A comment on genre – the Bible is composed of different genres and different genres have some different rules of interpretation. This does not change however that we want to know what the original authors of the Bible – both God and humans – had to say. People who twist words are not neutral in their investigation and are not at all likely to find truth. If someone twists the meaning of what I write I tend to think of them as at least partially my enemy.

Twisting the Bible accidentally. There is another group of people . . .watch out now, I am probably talking about YOU and will probably step on your toes. When you feel the pain in the toes, please do not attack the messenger. Please continue to try real hard to understand the message.

There is another group of people who also twist scripture . . . the majority of evangelical theologians, and they follow a respected historic precedent. Evangelical theologians do not claim that the Bible is ambiguous, but they also do not read the Bible itself to understand what it actually says.
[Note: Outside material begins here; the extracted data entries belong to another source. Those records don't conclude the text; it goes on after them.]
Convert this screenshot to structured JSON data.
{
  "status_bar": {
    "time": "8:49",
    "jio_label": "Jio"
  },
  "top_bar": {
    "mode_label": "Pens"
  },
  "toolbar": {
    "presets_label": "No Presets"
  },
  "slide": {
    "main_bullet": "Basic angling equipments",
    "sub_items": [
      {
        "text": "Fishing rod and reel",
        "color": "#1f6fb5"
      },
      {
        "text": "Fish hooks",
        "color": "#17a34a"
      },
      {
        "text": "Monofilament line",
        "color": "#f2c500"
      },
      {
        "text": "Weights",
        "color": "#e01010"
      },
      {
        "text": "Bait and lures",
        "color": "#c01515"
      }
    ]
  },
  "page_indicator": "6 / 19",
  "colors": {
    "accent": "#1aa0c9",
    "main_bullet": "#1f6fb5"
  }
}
They study theology to understand the Bible. This ends up with twisted Bible verses. You can tell that this is what they are about by the way they teach the Bible. They do not go to other Bible passages to explain scripture, they primarily go to theology to explain scripture. Take notes in church and you will find that much of the time the teacher says they will teach what the Bible says and then what they really do is teach what theology (or history or some other source) has to say. Then they conclude with, “and that is what the Bible says about that!” Take notes! If you look at one of the passages that they twist they will tell you your interpretation is based on a lack of understanding about the subject, and go on to teach theology. You can know it is theology because if they are correct, the Bible translators screwed up. I would prefer to trust the translators of a good respected Bible version rather than trust a chain of Bible teachers I don't know who are probably playing follow the leader.

I also don't buy into the idea that the translators did the best they could given the limits of the English language. If the original ideas are not expressed properly the translation still needs to be tweaked. I believe the translators finished the tweaking process.

The way to get a good idea of the source of different understandings of a particular verse is to combine common sense and context. Does the interpretation give clarity to the verse in light of both common sense and the verse's context? If not, then it is likely a place where theology disagrees with the Bible and the theologians have to twist it's meaning to hold on to their theology. Evangelical theologians have been working with the Bible for a long, long time. They indoctrinate future Bible readers into their theology before the future Bible reader has a chance to read the Bible for themselves. This indoctrination makes it very hard for them to see past the paradigms of their theology teachers. One Bible passage seen to not actually fit in with theology is not powerful enough to change their theology, and correctly so. We do not build our belief system on one single fact. We build it on the whole of facts. For them to do the kind of paradigm shift necessary to see what the Bible actually says would itself take a miracle. An indoctrinated believer takes one verse at a time, says that's weird – but it doesn't fit in with how they see scripture as a whole – resets it's meaning to agree with their former paradigm – and goes on to the next verse. They don't get to the truth that way.

We will not understand the Bible if we twist its meaning, either accidentally or on purpose. A true follower of the Lord Jesus wants to understand what the Bible really says. A Christian on the other hand wants more evidence to back up their theology. The two are likely to diverge with the subject of loving the things of the world, or rather, they diverge just upstream from there.